See the API docs for details: syssimx.core.multi_comp.MultiComponent and syssimx.core.multi_comp.Hysteresis.

MasterPendulum: one interface, three implementations#

In this repository, the Master Pendulum is implemented as a multi-model component that bundles three pendulum implementations:

  • Modelica / FMU pendulum (rigid-body mechanics, exported as FMU)

  • OpenSim pendulum (rigid-body mechanics with OpenSim tooling)

  • FEM pendulum (deformable mechanics and optional contact)

The wrapper exposes a consistent set of ports (inputs/outputs) so it can be dropped into a larger system without re-wiring when the internal model changes.

Typical minimal ports are:

  • input: torque (and optionally event inputs such as omega_invert)

  • outputs: theta, omega, alpha (and optionally contact diagnostics)

Workflow: building your own multi-model component#

  1. Implement each submodel as a syssimx.core.base.CoSimComponent (or reuse existing ones) with the same external ports (inputs/outputs).

  2. Create a wrapper class that inherits from syssimx.core.multi_comp.MultiComponent.

  3. Register models in self.models (e.g. {"FMU": ..., "OpenSim": ..., "FEM": ...}) and pick an initial_mode.

  4. Unify ports so the wrapper exposes one consistent interface.

  5. Implement _adapt_state(...) to translate between state conventions.

  6. Define a switching rule via mode_selector and stabilize it with syssimx.core.multi_comp.Hysteresis.

  7. Use the wrapper as a single plant component inside a syssimx.system.system.System, connected to sensors, a controller, and an actuator/drive.

Why switch models at runtime?#

Runtime switching is useful when different phases of the motion require different physics:

  • Free swing / control tracking: rigid-body models are usually sufficient to capture kinematics and sensor/controller dynamics at low cost.

  • Contact / impact: FEM can resolve penetration, local compliance, and stress peaks that rigid models approximate poorly.

In practice, switching rules can be:

  • State-based (e.g., switch to FEM when a contact gap becomes small or a threshold angle is approached),

  • Event-based (e.g., use FEM during a wall-hit window),

  • Time-based (useful for debugging and verification),

  • Hybrid (combine state thresholds with dwell-time hysteresis).

State synchronization: the “hard part”#

Switching is only meaningful if the target model starts from a consistent state. For a pendulum, a common “shared state” is:

  • angle theta

  • angular velocity omega

  • applied torque torque

However, some models may require different state/parameter names. For example, the FMU pendulum may use initial condition parameters q0 and omega0 instead of direct state overwrite. The multi-model wrapper handles this via an adaptation hook:

def _adapt_state(self, state, target_mode):
    if target_mode == "FMU":
        return {"q0": state["q"], "omega0": state["omega"], "torque": state["torque"]}
    return state

In SysSimX, these state entries are typically structured dictionaries (e.g., {"q": {"value": ..., "unit": "rad"}}), not raw floats. State adaptation therefore usually maps named entries between models (and sometimes converts units or sign conventions).

Important modeling note: switching between FEM and rigid-body dynamics is a projection. FEM contains internal deformation/strain energy states that are not representable in a rigid model. Decide deliberately what is conserved or discarded at the switch (energy, momentum, contact impulses), and use hysteresis to avoid excessive switching artifacts.

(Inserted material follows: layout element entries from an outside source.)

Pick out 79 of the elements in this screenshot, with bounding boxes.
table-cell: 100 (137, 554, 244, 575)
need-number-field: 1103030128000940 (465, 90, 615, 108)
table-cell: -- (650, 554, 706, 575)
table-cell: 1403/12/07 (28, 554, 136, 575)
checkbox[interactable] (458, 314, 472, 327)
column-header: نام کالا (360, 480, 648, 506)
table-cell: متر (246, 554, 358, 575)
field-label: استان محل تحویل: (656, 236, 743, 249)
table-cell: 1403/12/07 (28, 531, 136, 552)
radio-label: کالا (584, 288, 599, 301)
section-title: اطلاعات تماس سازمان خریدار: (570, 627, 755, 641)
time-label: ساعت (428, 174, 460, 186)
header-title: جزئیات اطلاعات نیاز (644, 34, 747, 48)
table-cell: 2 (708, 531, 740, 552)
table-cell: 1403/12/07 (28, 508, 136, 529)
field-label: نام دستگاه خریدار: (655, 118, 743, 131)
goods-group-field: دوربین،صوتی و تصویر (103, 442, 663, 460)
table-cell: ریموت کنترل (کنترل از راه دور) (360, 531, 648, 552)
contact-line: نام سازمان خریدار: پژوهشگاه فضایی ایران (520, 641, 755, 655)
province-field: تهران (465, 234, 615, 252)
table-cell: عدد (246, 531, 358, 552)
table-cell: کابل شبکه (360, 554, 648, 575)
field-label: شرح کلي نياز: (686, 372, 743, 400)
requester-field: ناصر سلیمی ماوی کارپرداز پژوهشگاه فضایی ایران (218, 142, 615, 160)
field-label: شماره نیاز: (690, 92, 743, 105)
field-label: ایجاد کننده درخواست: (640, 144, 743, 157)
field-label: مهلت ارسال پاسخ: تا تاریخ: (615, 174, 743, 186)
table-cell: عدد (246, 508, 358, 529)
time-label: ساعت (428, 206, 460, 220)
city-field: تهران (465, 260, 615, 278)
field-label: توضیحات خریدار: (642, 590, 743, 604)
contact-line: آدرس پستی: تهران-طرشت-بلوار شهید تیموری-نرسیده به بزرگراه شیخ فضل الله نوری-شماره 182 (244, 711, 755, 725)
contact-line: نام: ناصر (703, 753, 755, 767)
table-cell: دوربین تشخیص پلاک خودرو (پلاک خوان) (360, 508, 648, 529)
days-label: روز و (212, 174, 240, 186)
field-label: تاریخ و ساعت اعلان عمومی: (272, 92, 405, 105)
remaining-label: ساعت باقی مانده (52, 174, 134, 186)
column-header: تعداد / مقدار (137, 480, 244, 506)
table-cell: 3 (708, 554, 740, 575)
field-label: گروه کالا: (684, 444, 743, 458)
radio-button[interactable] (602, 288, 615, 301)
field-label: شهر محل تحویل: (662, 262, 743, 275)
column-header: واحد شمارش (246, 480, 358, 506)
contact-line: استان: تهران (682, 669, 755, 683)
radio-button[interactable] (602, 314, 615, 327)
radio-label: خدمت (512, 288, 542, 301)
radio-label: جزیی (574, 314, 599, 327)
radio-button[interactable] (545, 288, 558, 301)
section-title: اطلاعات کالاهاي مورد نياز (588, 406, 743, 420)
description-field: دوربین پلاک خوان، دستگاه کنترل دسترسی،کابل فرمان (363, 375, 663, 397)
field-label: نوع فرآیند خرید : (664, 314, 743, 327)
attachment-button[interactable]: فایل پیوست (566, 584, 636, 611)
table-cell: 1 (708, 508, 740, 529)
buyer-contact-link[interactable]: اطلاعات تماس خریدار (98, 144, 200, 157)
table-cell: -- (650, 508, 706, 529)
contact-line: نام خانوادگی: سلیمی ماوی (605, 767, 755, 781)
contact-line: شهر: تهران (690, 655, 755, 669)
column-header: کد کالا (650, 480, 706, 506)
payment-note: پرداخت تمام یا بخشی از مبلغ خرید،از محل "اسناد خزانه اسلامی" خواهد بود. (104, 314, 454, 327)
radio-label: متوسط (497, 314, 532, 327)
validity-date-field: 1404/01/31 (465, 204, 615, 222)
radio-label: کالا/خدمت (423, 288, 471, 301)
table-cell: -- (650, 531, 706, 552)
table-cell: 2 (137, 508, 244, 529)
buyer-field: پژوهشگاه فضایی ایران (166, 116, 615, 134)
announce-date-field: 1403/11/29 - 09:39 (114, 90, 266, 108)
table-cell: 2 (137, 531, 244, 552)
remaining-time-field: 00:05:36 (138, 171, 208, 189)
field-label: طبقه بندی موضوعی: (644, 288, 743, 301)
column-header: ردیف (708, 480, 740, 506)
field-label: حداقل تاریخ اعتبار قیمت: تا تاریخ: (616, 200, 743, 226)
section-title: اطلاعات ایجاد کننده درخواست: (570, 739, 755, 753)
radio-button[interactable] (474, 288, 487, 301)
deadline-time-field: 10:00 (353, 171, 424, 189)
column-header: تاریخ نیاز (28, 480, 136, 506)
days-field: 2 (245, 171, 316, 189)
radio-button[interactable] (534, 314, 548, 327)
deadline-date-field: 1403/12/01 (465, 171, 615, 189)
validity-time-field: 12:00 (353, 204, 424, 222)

Practical guidelines (what to verify early)#

  • Interface consistency: confirm the same sign conventions, units, and reference frames across FMU/OpenSim/FEM (especially torque direction and angle definition).

  • Switch variable robustness: base switching on signals that are stable and physically meaningful (e.g., contact gap or angle thresholds), and add syssimx.core.multi_comp.Hysteresis to prevent chattering.

  • Internal state mismatch: explicitly decide how you “collapse” deformable states (FEM) into rigid states (and how you re-introduce deformation when switching back).

  • Numerical transients: expect discontinuities at switches; validate continuity of the shared outputs (theta, omega) and monitor energy where applicable.

  • System-level validation: validate each pendulum model standalone first, then validate the closed-loop system with and without switching.